After stating that entries made in the regular course of business in the books of Notary were admissible to prove demand and notice of non-payment, the court, also, added,

“If the notary is living and competent to testify, it is deemed necessary to produce him. (Nicholls v. Webb, 8 Wheat. 326 [5 L. Ed. 628]). But if he is called as a witness to the fact, the entry of it is not thereby excluded. It is still an independent and original circumstance to be weighed with others, whether it goes to corroborate or to impeach the testimony of the witness, who made it.”

This paragraph was quoted with apparent approval in Remington Mach. Co. v. Wil. Candy Co., 6 Penn. 288, 66 A. 465, supra.

Perhaps it may be said that the memorandums referred to in Hatfield v. Perry and in the principles laid down in the above quotations from Redden v. Spruance related to details which could not be remembered by a witness.

The same might, also, be said to be true as to the details covered by the memorandums involved in Remington Mach. Co. v. Wil. Candy Co., 6 Penn. 288, 66 A. 465, 470, supra, but it is by no means clear that the language quoted from Hatfield v. Perry was intended to be confined to cases of that character, and the court in *537the Remington Machine Company case, apparently, did not so construe it.

This conclusion would seem to necessarily follow from the quotations from the Maryland and other cases cited by the court in the Remington case, as well as from other portions of the opinion pointing out the contentions of the attorneys for the parties.to the action.

In this connection, the court, also, said:

“If the witnesses each knew they [referring to the memorandums admitted in the lower court] were correct at the time they were made, and they, or either of them, had been permitted to use them to assist the memory, and had given testimony of the quantities stated on the slips, either from memory or by reading them, it is difficult to see why the slips themselves, verified and adopted, as they were by the witnesses, were not as trustworthy, and as harmless to the defendant as the testimony of the witness would have been.”

This particular question has not been specifically discussed in any Delaware cases subsequent to Remington Mach. Co. v. Wil. Candy Co., but in State v. Rash, 2 Boyce 77, 78 A. 405, which was an indictment for perjury, the court admitted the transcribed notes of the testimony of the defendant taken on other occasions by the witnesses who were stenographers, though such witnesses had already used such notes, as a pretext at least, for refreshing their memories as to the same details for the proof of which such notes were subsequently admitted. The same thing was done in Frick v.

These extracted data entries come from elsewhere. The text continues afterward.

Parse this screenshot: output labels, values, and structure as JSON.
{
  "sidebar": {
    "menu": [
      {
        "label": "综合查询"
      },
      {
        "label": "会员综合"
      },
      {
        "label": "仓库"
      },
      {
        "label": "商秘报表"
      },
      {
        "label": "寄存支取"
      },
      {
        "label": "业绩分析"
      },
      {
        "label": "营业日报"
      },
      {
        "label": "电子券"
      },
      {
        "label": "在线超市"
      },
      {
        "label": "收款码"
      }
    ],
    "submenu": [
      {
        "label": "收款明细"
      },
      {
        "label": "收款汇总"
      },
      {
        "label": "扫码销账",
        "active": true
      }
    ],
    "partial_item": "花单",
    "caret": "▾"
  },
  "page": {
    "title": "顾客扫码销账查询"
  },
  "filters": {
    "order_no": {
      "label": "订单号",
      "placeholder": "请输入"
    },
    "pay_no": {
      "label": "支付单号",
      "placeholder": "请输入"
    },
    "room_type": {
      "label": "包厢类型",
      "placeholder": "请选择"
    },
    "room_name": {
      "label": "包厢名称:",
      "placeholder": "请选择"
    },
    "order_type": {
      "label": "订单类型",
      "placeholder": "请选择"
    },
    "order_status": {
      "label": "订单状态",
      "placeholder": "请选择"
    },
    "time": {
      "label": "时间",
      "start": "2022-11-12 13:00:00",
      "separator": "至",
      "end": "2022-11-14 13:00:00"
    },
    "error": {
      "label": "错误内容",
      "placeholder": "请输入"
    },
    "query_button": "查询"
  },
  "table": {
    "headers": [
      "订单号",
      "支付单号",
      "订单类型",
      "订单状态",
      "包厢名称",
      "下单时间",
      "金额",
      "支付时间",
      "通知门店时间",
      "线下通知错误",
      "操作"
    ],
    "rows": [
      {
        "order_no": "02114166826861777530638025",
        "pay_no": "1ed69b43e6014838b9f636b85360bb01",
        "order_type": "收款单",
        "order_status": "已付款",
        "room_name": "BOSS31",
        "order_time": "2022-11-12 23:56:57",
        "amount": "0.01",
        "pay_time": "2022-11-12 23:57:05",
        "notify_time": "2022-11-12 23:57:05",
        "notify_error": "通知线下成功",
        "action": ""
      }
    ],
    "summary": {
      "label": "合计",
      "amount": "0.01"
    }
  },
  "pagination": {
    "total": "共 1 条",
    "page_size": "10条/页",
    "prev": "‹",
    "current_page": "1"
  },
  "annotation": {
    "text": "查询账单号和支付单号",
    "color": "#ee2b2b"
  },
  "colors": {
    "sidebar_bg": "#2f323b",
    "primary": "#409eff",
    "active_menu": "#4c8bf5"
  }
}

Miller, 7 Boyce 366, 107 A. 391, which was an action of replevin for certain furniture.

In that case a book kept by the defendant, containing a list of the articles in controversy, and claimed by him, was admitted in evidence, though he had apparently already testified in detail as to the ownership of the same articles.

The Remington case was not referred to in either of these cases, but it would seem that our courts had indicated an intent to construe the necessity principle involved in the use of a record of a past recollection of a witness rather liberally, and had substantially adopted the principles advocated by Wigmore in vol. 2, § 738, of his work on evidence.